I just have to say that my partner, Joe, has been a real tower of strength these last few days. It was he who insisted that we brought Julie home on Sunday afternoon, even though the visit on Saturday hadn't really worked out. He has a few days off work this week, and if it had been up to him, we would have had her home every weekday too: even though it meant he would have to drive an hour to pick her up and another hour to take her back. It was only because they had organized so much therapy for her at the hospital that we didn't go ahead with this plan. But Joe still made it over to the hospital this evening to keep her company.
Privately, I was so pleased that I could have her back on Sunday. It had been Joe after all who cracked up and got angry when she self-harmed, knowing that he was going to have to tow her back to A&E and endure another 4-hour wait. It's not a nice feeling waiting there, knowing that some people will criticise your daughter for taking up time that could be spent on babies with meningitis. But on the Sunday morning, it was me who wobbled at first, feeling that I couldn't cope with another attempt at a home visit. If it hadn't been for Joe's insistence that we had to keep getting back in the saddle, I would never have dared bring her back. We were all pretty shakey, and I never left her side for a moment, but we managed a couple of hours. It was a sort of success and that, after all, is the main thing.

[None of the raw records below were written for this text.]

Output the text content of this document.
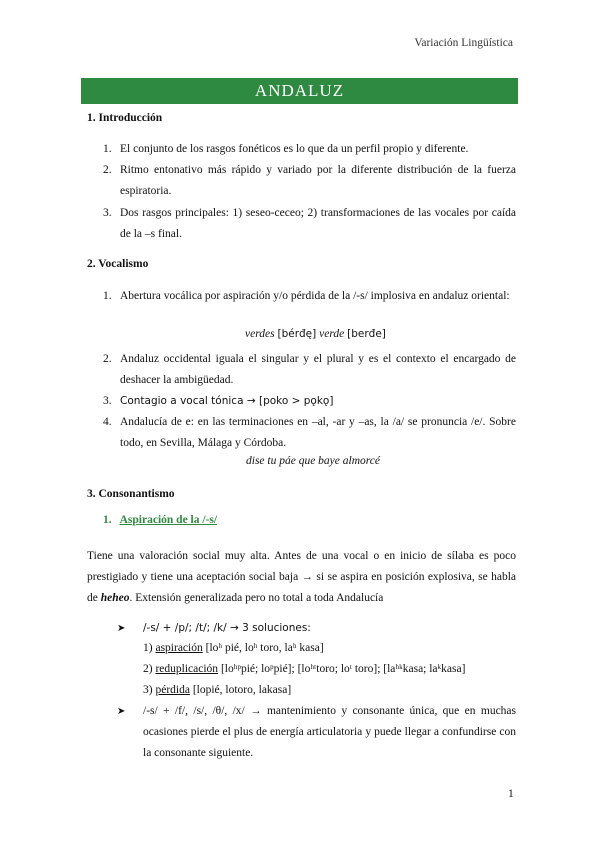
Variación Lingüística
ANDALUZ
1. Introducción
1. El conjunto de los rasgos fonéticos es lo que da un perfil propio y diferente.
2. Ritmo entonativo más rápido y variado por la diferente distribución de la fuerza espiratoria.
3. Dos rasgos principales: 1) seseo-ceceo; 2) transformaciones de las vocales por caída de la –s final.
2. Vocalismo
1. Abertura vocálica por aspiración y/o pérdida de la /-s/ implosiva en andaluz oriental:
verdes [bérđę] verde [berđe]
2. Andaluz occidental iguala el singular y el plural y es el contexto el encargado de deshacer la ambigüedad.
3. Contagio a vocal tónica → [poko > pǫkǫ]
4. Andalucía de e: en las terminaciones en –al, -ar y –as, la /a/ se pronuncia /e/. Sobre todo, en Sevilla, Málaga y Córdoba.
dise tu páe que baye almorcé
3. Consonantismo
1. Aspiración de la /-s/
Tiene una valoración social muy alta. Antes de una vocal o en inicio de sílaba es poco prestigiado y tiene una aceptación social baja → si se aspira en posición explosiva, se habla de heheo. Extensión generalizada pero no total a toda Andalucía
➤ /-s/ + /p/; /t/; /k/ → 3 soluciones:
1) aspiración [loʰ pié, loʰ toro, laʰ kasa]
2) reduplicación [loʰᵖpié; loᵖpié]; [loʰᵗtoro; loᵗ toro]; [laʰᵏkasa; laᵏkasa]
3) pérdida [lopié, lotoro, lakasa]
➤ /-s/ + /f/, /s/, /θ/, /x/ → mantenimiento y consonante única, que en muchas ocasiones pierde el plus de energía articulatoria y puede llegar a confundirse con la consonante siguiente.
1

And Joe has even volunteered to do the CPA meeting this week on his own, to give me a break. According to my excellent little Rethink guide, "Caring and Coping", CPA stands for Care Programme Approach, though hardly anyone seems to know this (even amongst the staff!). In the early days of Julie's treatment we were pretty keen to attend the CPA meetings, which are held every six weeks or so. Most of the people involved in Julie's treatment and care - now a fairly long list of people - get around a table with us and summarize the past six weeks and plan for the next. It was exciting at first to see all these people who we had heard about but not always met, and to bring in people from outside - from her mainstream school, for example. But they can be very daunting meetings too: so many people, and so little opportunity to thrash things out. They have to fit into an hour, so it can be frustrating hearing some things for the first time, or knowing that something that has been stated as fact is not quite right. All through the last meeting I felt terribly anxious, because everyone else spouted on about how much wonderful progress Julie had been making, while I knew that she was falling apart and relapsing. It's just not the place to have a proper discussion about this!
So I am grateful to Joe for volunteering to take the rap for us this time. There's not much we can contribute this time as parents - her relapse is now plain for all to see, and we need the professionals to work out how to get her back to a better place. I guess I'm a bit of a coward these days, and I'd rather not have to hear them summarizing the history of the relapse that we've been living through.
Actually Julie's word for the relapse is "blip", which is much better.